There are more possibilities: (3) You can read 40 % of the words that appear in written Spanish. (4) You can read 40 % of the word occurrences that appear in Spanish. (So every the on a page counts separately, for example.) If I had to guess what is meant, I would pick (4).
you can read more about it here: http://www.lingholic.com/how-many-words-do-i-need-to-know/. it's not a scientific article, but it is a very clear explanation of the Pareto principle. you really don't have too know ten thousands of words to read a language:-) however there is a difference if you learn a language from a completely different culture. the languages on duolingo at this point are roman and german languages, so that would not be a problem.
Duolingo has never shown me this screen.... is it some kind of A/B testing beta roll-out?

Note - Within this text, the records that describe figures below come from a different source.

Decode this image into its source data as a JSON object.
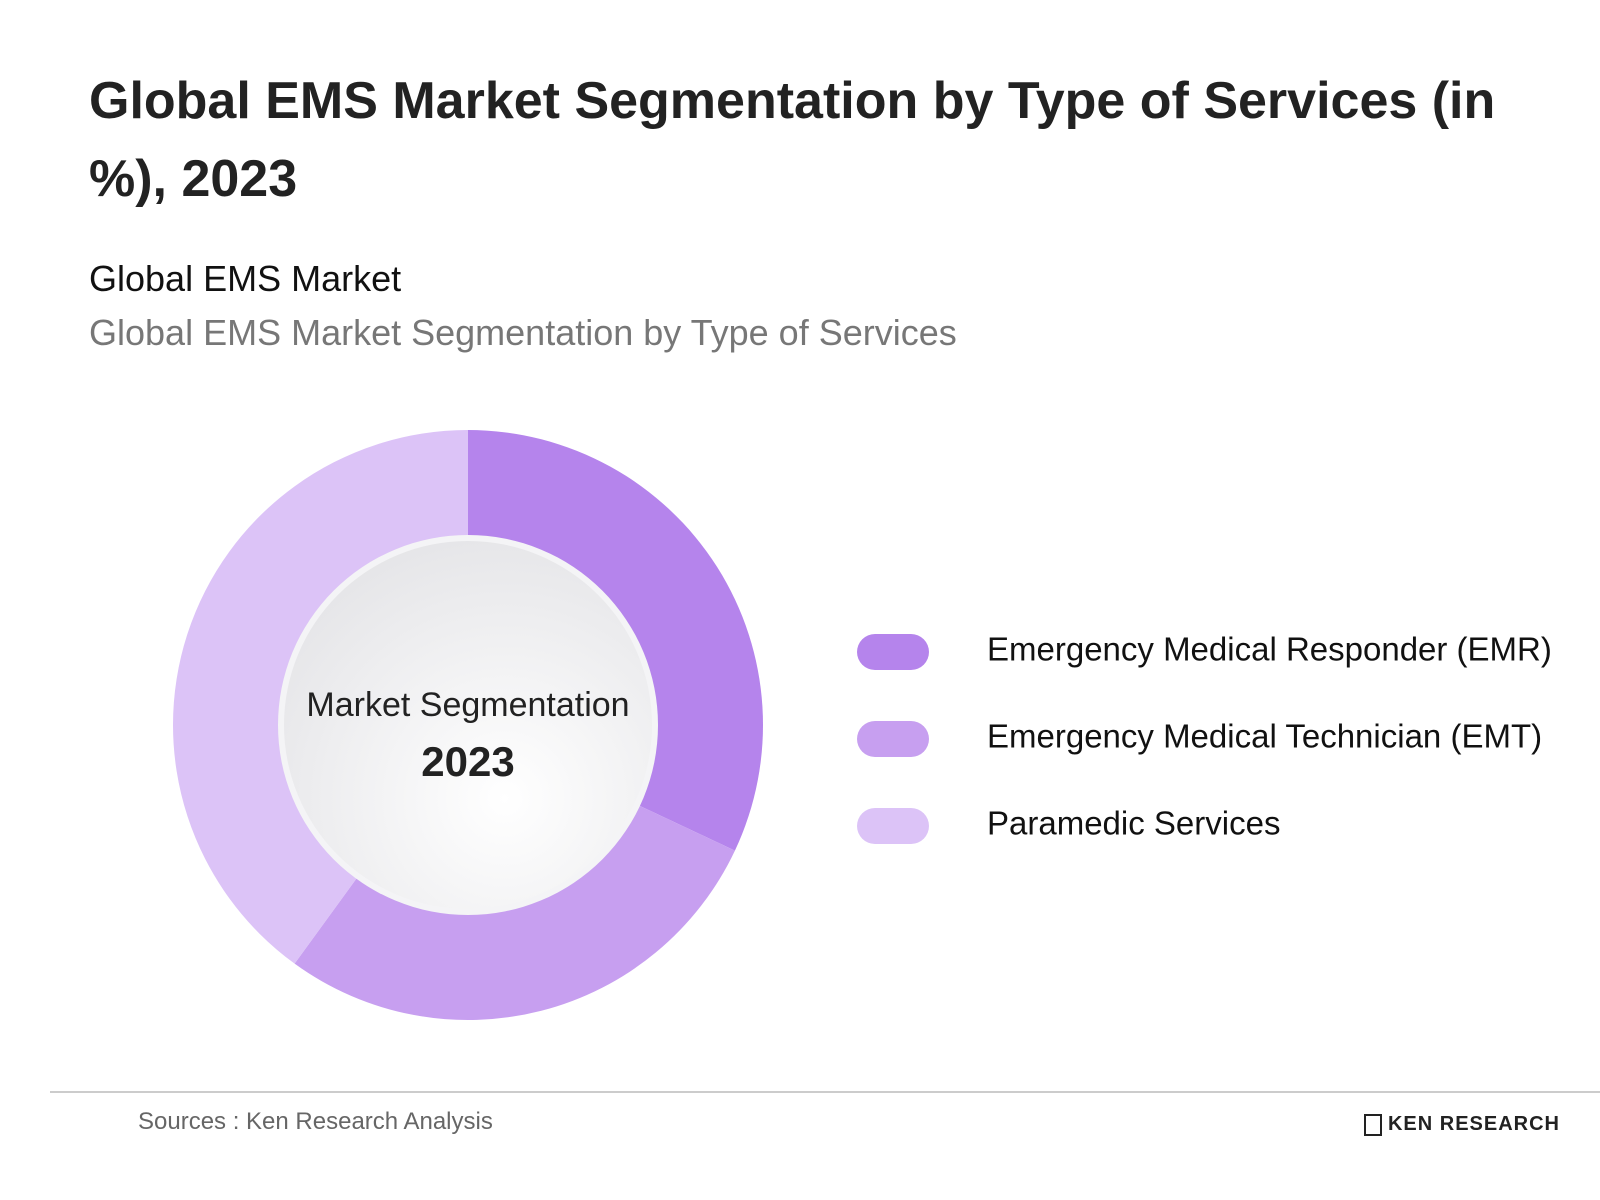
{
  "chart_data": {
    "type": "donut",
    "title": "Global EMS Market Segmentation by Type of Services (in %), 2023",
    "subtitle": "Global EMS Market",
    "description": "Global EMS Market Segmentation by Type of Services",
    "center_label": "Market Segmentation",
    "center_year": "2023",
    "categories": [
      "Emergency Medical Responder (EMR)",
      "Emergency Medical Technician (EMT)",
      "Paramedic Services"
    ],
    "values": [
      32,
      28,
      40
    ],
    "colors": [
      "#b584ec",
      "#c79ff0",
      "#dcc3f7"
    ],
    "legend": "right"
  },
  "footer": {
    "source": "Sources : Ken Research Analysis",
    "brand": "KEN RESEARCH"
  }
}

Or- do I have to do something special to unlock this?
I goggled around and found a picture: https://lh3.googleusercontent.com/-9Ti3X2okJkQ/Uh4_tbOCldI/AAAAAAAAD-8/bSd38_cv7Tw/w988-h568-no/Capture.JPG
I'm a bit confused on this. I jumped from being in the upper 60's (as far as what percent of articles Duo thinks I can read) to the mid 80's, and now suddenly at over 90%. All within a week. I am nowhere near done with the Spanish sequence.... Doesn't this seem... wrong?